ENVOYEZ VOS APPELS AVANT LE 31 MARS 2011 À :

Président de Fidji

Ratu Epeli Nailatikau

Office of the President

Government House

Berkley Crescent

P.O. Box 2513, Government Buildings

Suva, Fidji

Fax: +679 3301 645

Formule d'appel : Your Excellency, / Monsieur le Président,

Premier Ministre et Commandant des forces armées

Josaia Voreqe Bainimarama

Prime Minister's Office

Parliament Building, Suva, Fidji

Fax: +679 3306 034

Courriel : pmsoffice@connect.com.fj

Formule d'appel : Dear Prime Minister, / Monsieur le Premier ministre,


Copies à :

Ministre des Affaires étrangères

Ratu Inoke Kubuabola

Ministry of Foreign Affairs

PO Box 2220

Government Buildings, Suva, Fidji

Fax: +679 3301 741

Formule d'appel : Dear Minister, / Monsieur le Ministre,


Veuillez également adresser des copies aux représentants diplomatiques de Fidji dans votre pays.
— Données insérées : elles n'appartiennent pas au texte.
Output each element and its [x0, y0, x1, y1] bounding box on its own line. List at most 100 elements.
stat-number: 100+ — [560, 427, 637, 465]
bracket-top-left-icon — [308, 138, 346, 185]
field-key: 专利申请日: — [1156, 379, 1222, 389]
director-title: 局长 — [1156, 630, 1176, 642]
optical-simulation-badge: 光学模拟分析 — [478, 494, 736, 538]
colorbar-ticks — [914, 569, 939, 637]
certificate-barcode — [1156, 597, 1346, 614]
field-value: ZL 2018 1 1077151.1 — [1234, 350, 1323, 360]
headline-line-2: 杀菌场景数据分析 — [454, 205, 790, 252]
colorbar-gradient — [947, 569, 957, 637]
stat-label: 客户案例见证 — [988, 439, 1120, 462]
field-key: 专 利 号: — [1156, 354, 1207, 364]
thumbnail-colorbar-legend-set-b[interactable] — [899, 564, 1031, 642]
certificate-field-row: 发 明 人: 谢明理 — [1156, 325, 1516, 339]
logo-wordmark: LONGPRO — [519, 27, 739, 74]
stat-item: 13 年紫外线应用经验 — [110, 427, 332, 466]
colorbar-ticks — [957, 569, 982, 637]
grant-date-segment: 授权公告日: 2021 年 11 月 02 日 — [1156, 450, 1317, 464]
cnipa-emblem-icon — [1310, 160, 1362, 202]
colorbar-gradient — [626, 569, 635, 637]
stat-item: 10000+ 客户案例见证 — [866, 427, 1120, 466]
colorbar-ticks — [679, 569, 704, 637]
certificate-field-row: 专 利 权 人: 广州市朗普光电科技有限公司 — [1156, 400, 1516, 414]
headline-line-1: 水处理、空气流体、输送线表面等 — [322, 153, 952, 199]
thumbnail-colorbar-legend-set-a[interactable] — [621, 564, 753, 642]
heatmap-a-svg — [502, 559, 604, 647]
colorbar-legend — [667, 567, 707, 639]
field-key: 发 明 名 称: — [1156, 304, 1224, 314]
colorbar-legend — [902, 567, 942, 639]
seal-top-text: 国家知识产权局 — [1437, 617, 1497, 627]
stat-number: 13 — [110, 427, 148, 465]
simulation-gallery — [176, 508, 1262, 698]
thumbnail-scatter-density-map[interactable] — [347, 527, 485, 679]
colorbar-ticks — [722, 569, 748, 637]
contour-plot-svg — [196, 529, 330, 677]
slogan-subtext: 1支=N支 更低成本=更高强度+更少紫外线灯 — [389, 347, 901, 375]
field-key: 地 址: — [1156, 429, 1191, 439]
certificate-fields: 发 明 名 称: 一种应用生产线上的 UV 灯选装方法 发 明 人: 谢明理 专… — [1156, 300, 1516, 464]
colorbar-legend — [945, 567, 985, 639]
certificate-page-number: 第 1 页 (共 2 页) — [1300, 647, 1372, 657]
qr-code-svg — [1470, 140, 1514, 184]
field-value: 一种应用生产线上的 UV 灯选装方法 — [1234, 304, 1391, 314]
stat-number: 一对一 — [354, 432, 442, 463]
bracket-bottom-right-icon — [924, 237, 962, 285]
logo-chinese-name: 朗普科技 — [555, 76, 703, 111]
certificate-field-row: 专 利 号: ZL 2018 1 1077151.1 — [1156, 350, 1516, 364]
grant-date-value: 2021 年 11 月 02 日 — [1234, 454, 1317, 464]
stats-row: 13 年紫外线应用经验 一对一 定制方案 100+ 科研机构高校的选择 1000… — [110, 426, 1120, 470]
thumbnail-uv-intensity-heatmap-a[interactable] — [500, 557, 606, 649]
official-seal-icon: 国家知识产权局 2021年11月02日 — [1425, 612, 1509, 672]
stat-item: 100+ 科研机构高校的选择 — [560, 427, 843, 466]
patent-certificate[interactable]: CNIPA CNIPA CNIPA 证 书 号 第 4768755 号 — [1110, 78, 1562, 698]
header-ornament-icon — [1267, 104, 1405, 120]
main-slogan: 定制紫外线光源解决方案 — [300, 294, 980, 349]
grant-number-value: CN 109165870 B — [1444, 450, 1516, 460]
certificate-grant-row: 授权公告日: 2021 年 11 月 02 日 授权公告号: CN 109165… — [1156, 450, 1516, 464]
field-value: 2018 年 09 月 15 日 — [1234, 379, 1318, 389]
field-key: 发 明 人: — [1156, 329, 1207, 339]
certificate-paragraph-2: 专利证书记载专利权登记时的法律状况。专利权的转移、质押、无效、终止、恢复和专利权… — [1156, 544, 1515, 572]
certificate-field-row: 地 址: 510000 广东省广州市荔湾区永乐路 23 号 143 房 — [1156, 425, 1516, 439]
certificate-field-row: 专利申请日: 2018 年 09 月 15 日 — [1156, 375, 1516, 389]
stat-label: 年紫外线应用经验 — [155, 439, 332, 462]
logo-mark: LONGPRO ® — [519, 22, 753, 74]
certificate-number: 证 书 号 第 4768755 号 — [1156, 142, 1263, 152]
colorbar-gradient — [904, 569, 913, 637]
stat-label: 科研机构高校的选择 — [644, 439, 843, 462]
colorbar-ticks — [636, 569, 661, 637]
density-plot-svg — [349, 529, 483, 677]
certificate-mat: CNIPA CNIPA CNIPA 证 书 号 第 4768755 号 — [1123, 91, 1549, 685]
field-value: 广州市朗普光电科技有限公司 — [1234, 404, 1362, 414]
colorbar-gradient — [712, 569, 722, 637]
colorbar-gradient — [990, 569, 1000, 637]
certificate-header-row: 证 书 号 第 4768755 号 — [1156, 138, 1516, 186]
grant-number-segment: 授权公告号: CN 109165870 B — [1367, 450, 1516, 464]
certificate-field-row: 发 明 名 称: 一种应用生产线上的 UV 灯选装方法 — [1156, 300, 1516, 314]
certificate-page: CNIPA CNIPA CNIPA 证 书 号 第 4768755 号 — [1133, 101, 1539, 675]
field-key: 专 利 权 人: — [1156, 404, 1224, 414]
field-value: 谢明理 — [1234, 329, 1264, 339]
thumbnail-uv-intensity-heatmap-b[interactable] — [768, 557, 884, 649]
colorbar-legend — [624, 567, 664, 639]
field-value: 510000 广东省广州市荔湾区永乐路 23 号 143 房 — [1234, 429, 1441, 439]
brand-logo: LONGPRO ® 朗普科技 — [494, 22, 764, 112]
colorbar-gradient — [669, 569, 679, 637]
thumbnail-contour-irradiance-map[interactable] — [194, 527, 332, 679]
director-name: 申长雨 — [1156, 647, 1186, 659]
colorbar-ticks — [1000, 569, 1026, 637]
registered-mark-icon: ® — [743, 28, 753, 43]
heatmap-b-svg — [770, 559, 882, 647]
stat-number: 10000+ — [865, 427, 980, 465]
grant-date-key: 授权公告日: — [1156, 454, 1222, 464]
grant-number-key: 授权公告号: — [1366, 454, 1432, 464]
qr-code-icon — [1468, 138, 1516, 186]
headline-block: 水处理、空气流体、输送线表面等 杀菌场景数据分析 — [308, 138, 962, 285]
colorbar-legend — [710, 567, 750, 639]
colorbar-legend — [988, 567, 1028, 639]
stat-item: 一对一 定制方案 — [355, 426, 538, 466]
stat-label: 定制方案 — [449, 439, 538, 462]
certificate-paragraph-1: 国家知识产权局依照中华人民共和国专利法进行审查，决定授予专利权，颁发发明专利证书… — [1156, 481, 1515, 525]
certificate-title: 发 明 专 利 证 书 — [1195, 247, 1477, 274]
Vérifiez auprès de votre section s'il faut encore intervenir après la date indiquée ci-dessus. Merci.

ACTION URGENTE

DES MILITANTS TORTURÉS ET DÉTENUS À FIDJI

INFORMATIONS GÉNÉRALES

En avril 2009, Ratu Iloilo, le président fidjien, a aboli la Constitution, limogé les juges et décrété l'état d'urgence en s'appuyant sur les Dispositions relatives aux situations d'urgence. Ces Dispositions restreignent fortement la liberté d'expression et la liberté de réunion pacifique, et le gouvernement fidjien continue à s'en servir comme d'un outil de répression. La censure imposée aux médias et les menaces, manœuvres d'intimidation et attaques visant les personnes critiquant le gouvernement entretiennent un climat de peur à Fidji. Amnesty International fait état des violations constantes des droits humains à Fidji depuis le coup d'État militaire en 2006 et de la culture de l'impunité qui perdure au sein des forces de sécurité.